If we choose to continue a stagnation of political will, American’s children of the 21st century and beyond may not have to worry about riches that could crush their human spirit. Instead their children and children’s children may spin around in the summer’s fields and recall their ancestor’s macabre poems.
Ring around the bank moats,
Pockets full of bank notes;
We all fall down.
Or perhaps America could get on with cleaning up the rats’ droppings before they bring the plague of financial destruction upon us. Unlike the poor inhabitants of feudal villages that took for granted their lives had to be shared with pestilent rodents, we do not have to share ours with diseased vermin of Wall Street. We know the right course is to restructure the banks. In 1932, FDR restructured the industry in 100 days after his election.
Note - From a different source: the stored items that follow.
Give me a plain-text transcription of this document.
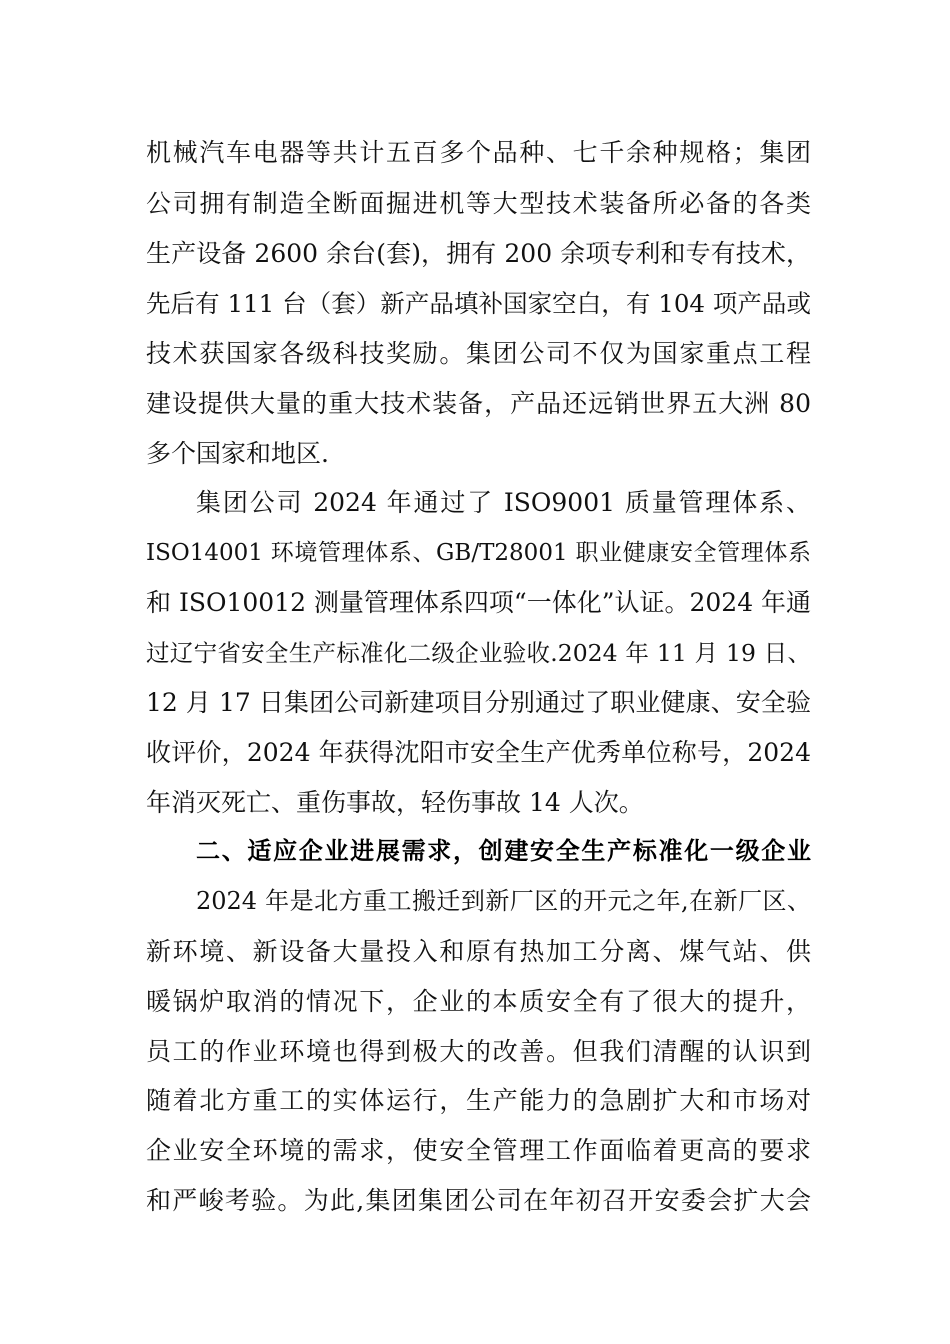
机械汽车电器等共计五百多个品种、七千余种规格；集团
公司拥有制造全断面掘进机等大型技术装备所必备的各类
生产设备 2600 余台(套)，拥有 200 余项专利和专有技术，
先后有 111 台（套）新产品填补国家空白，有 104 项产品或
技术获国家各级科技奖励。集团公司不仅为国家重点工程
建设提供大量的重大技术装备，产品还远销世界五大洲 80
多个国家和地区.
集团公司 2024 年通过了 ISO9001 质量管理体系、
ISO14001 环境管理体系、GB/T28001 职业健康安全管理体系
和 ISO10012 测量管理体系四项“一体化”认证。2024 年通
过辽宁省安全生产标准化二级企业验收.2024 年 11 月 19 日、
12 月 17 日集团公司新建项目分别通过了职业健康、安全验
收评价，2024 年获得沈阳市安全生产优秀单位称号，2024
年消灭死亡、重伤事故，轻伤事故 14 人次。
二、适应企业进展需求，创建安全生产标准化一级企业
2024 年是北方重工搬迁到新厂区的开元之年,在新厂区、
新环境、新设备大量投入和原有热加工分离、煤气站、供
暖锅炉取消的情况下，企业的本质安全有了很大的提升，
员工的作业环境也得到极大的改善。但我们清醒的认识到
随着北方重工的实体运行，生产能力的急剧扩大和市场对
企业安全环境的需求，使安全管理工作面临着更高的要求
和严峻考验。为此,集团集团公司在年初召开安委会扩大会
Today, we watch dumbstruck and carry our financial, job and mortgage dead to the front door steps for our law officers to cart off, while the ongoing financial shenanigans of these disease bearing rats continues to plague us after 3 years of stagnation that seems to have no end in sight.
Certainly, one can argue that the right thing for Hank Paulson to have done was to save the banks from utter destruction by massive injections of capital in 2008 when public officials had no clue the depth or breadth of the calamity before them. Yet now after three years, can we honestly say that we do not know the extent of the devastation, and if so, why? Does it make sense to sit helplessly by watching the banks trying to put out this monetary wildfire that has swept through their industry without trying to carve out a safe zone of financial capitalism that can survive when the whole thing comes crashing down? Rather than keep too big to fail banks in place while they continue to falter and continue to fail in their needed support of an economic recovery, perhaps America should once again act paternally to break up the banks and cull out the ones that have healthy balance sheets to help them to grow under the tighter restrictions of reinstituted banking regulations.
For those banks that continue to bleed with poor capitalization after such revitalization, they can continue to wallow in a sidelined non-lending stagnant existence or die as America gets on with its historical culture of survival of the fittest. There is no need for America to wait for the next financial virus to scourge all of Western Culture when we can instead systematically yet expeditiously put our financial house in order.